1. Locate and record citations of peer reviewed articles and scholarly books and e-books that may contain useful information and ideas on your topic. Briefly examine and review the actual items. Then choose those works that provide a variety of perspectives on your topic.
2. Cite the article using the APA style.
3. Write a concise annotation that summarizes the central theme and scope of the article. Include one or more sentences that
· (a) evaluate the authority or background of the author,
· (b) comment on the intended audience,
· (c) compare or contrast this work with another you have cited, or
· (d) explain how this work illuminates your bibliography topic.
For more information see Critically Analyzing Information Sources.
4. For this assignment you also have to choose the article you think is strongest and the one you think is weakest and explain why.
The following example uses the APA format for the journal citation.
Waite, L. J., Goldschneider, F. K., & Witsberger, C. (1986). Nonfamily living and the erosion of traditional family orientations among young adults. American Sociological Review, 51, 541-554.
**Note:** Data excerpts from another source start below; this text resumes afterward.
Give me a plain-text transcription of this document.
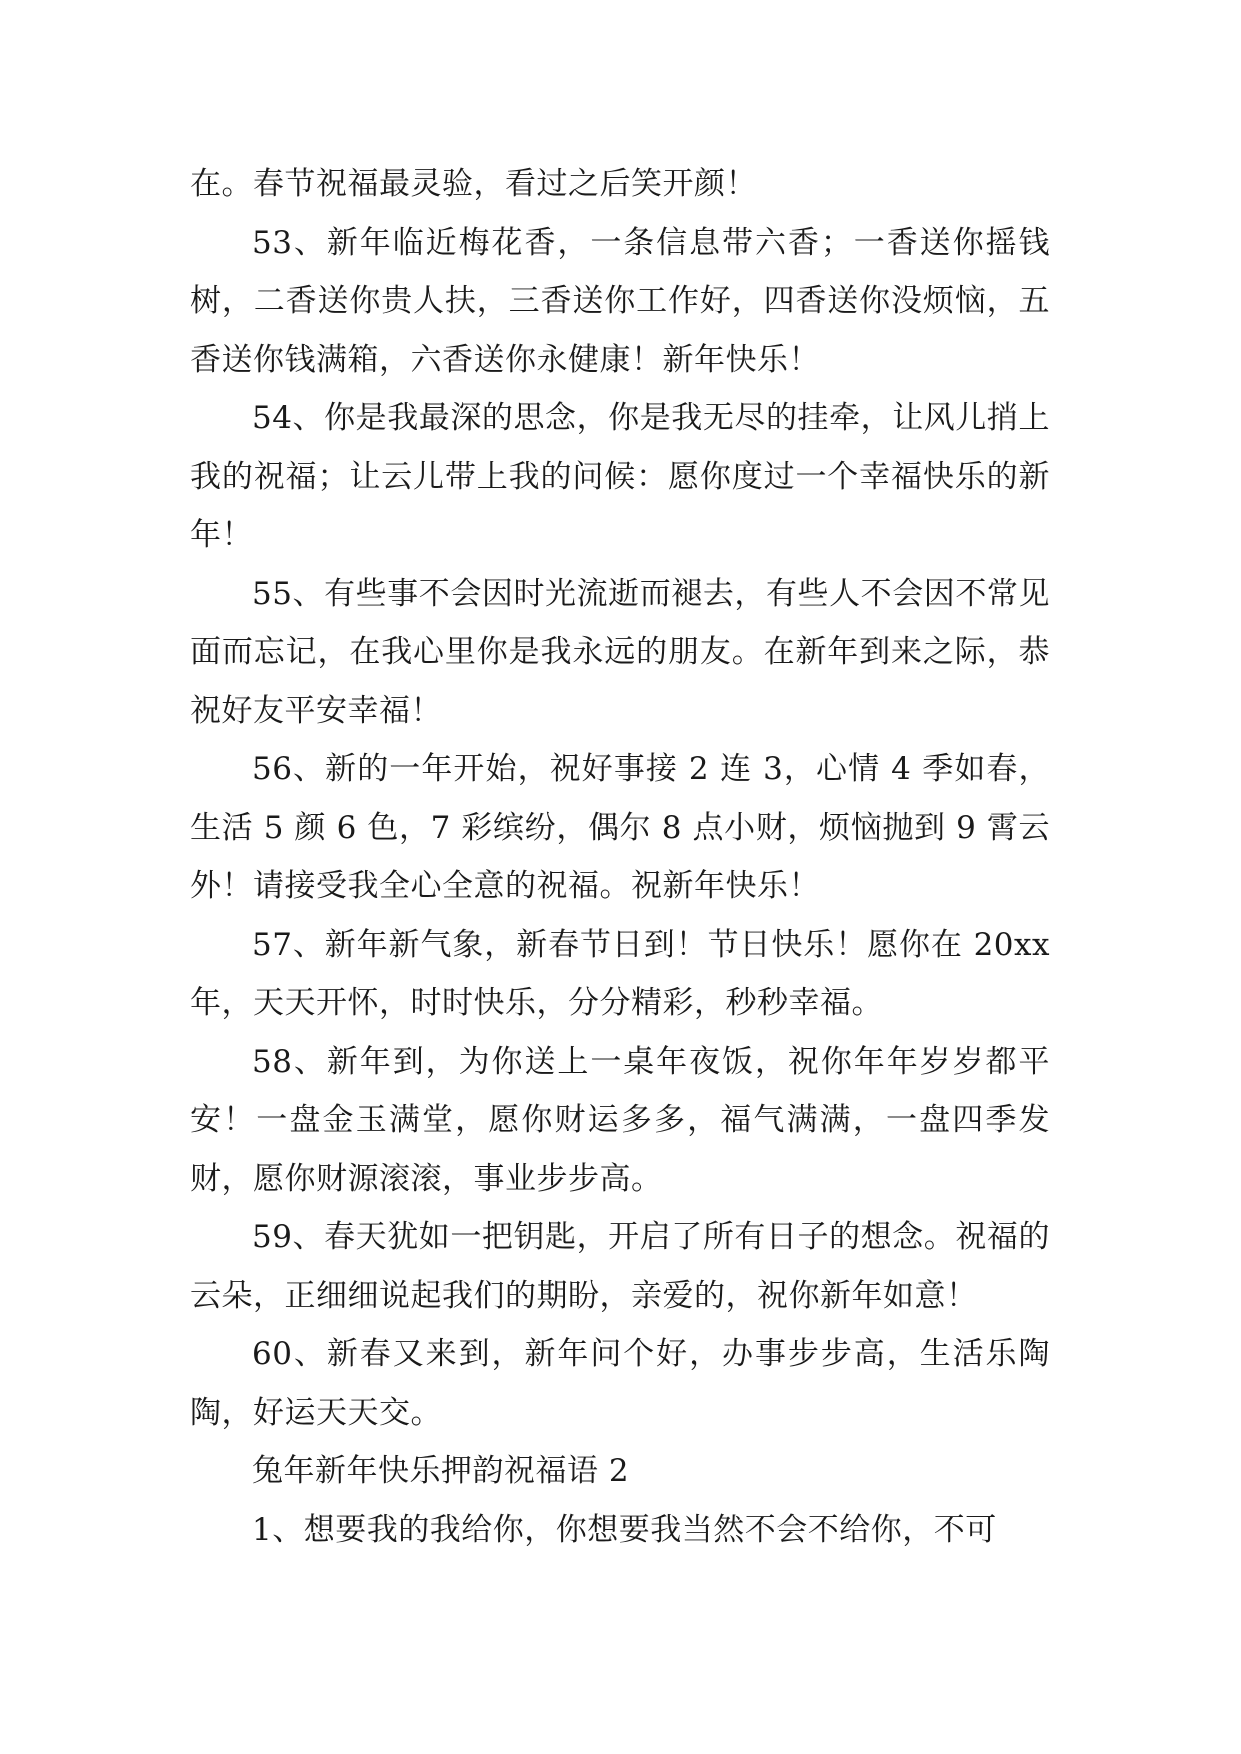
在。春节祝福最灵验，看过之后笑开颜！

53、新年临近梅花香，一条信息带六香；一香送你摇钱树，二香送你贵人扶，三香送你工作好，四香送你没烦恼，五香送你钱满箱，六香送你永健康！新年快乐！

54、你是我最深的思念，你是我无尽的挂牵，让风儿捎上我的祝福；让云儿带上我的问候：愿你度过一个幸福快乐的新年！

55、有些事不会因时光流逝而褪去，有些人不会因不常见面而忘记，在我心里你是我永远的朋友。在新年到来之际，恭祝好友平安幸福！

56、新的一年开始，祝好事接 2 连 3，心情 4 季如春，生活 5 颜 6 色，7 彩缤纷，偶尔 8 点小财，烦恼抛到 9 霄云外！请接受我全心全意的祝福。祝新年快乐！

57、新年新气象，新春节日到！节日快乐！愿你在 20xx 年，天天开怀，时时快乐，分分精彩，秒秒幸福。

58、新年到，为你送上一桌年夜饭，祝你年年岁岁都平安！一盘金玉满堂，愿你财运多多，福气满满，一盘四季发财，愿你财源滚滚，事业步步高。

59、春天犹如一把钥匙，开启了所有日子的想念。祝福的云朵，正细细说起我们的期盼，亲爱的，祝你新年如意！

60、新春又来到，新年问个好，办事步步高，生活乐陶陶，好运天天交。

兔年新年快乐押韵祝福语 2

1、想要我的我给你，你想要我当然不会不给你，不可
The authors, researchers at the Rand Corporation and Brown University, use data from the National Longitudinal Surveys of Young Women and Young Men to test their hypothesis that nonfamily living by young adults alters their attitudes, values, plans, and expectations, moving them away from their belief in traditional sex roles. They find their hypothesis strongly supported in young females, while the effects were fewer in studies of young males. Increasing the time away from parents before marrying increased individualism, self-sufficiency, and changes in attitudes about families. In contrast, an earlier study by Williams cited below shows no significant gender differences in sex role attitudes as a result of nonfamily living.